Tragedy = Good PR Opp? I don't think so

Okay. I just couldn't resist jumping in the fray on this one. But I'll be "polite," though I'm not sure it's deserved... I won't name names. Anyway, here's a quick background on what incensed me and my $0.02 on the situation:

There are a handful of companies out there using the tragedy concerning Jennifer Hudson's family as an opportunity to promote their companies. It doesn't matter the method -- social media, traditional PR, etc. -- bottom line: It's in bad taste!

Why haven't people learned from the past? Why haven't they figured out how to handle these sorts of situations? Tragedy does not equal PR. For anyone. At least, not if you have an shred of decency.

Which isn't to say you shouldn't be out in the public eye when a tragedy occurs. It just means there are tasteful ways to be HELPFUL in situations like these versus predatory. For example, when the Virginia Tech situation occurred, there was an organization I'm familiar with that deals with children and mental health. They wanted to know how they could HELP OUT THE MEDIA AND THE PUBLIC during the aftermath. Not how could they get attention for their organization. How they could HELP! That's the right attitude, people.

I advised them that the tasteful response would be to provide information to reporters about signs your child might have mental health issues. Just a nice simple list that reporters could reprint if they so desired that might help out parents who are concerned about whether their child might be in trouble.

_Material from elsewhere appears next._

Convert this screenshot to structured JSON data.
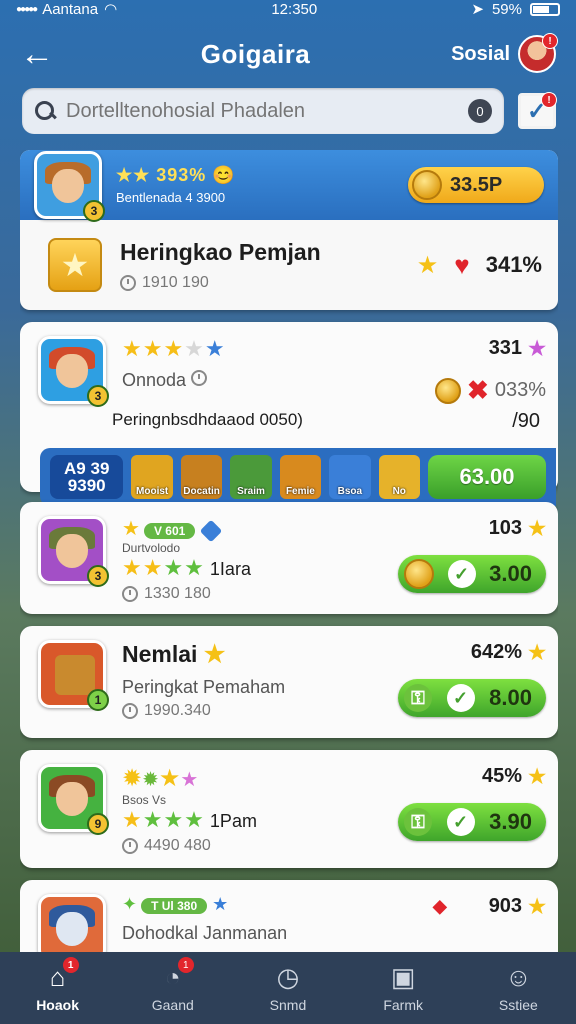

So here's my lesson for the day: In the face of a tragedy, don't be self-serving. Put yourself in the public eye only if you can HELP and provide counsel that will be of use moving forward.

Your thoughts? Weigh in.

-- Robin

1 comment:

Marc Hausman said...

Agree with your post completely. A crisis or natural disaster can sure gin up public relations opportunities. The timeliness of the event enhances the news value of a product or service that can help address the crisis.

This window closes quickly, so it is prudent for a company to evaluate how it can appropriately promote its interests when it is most opportune.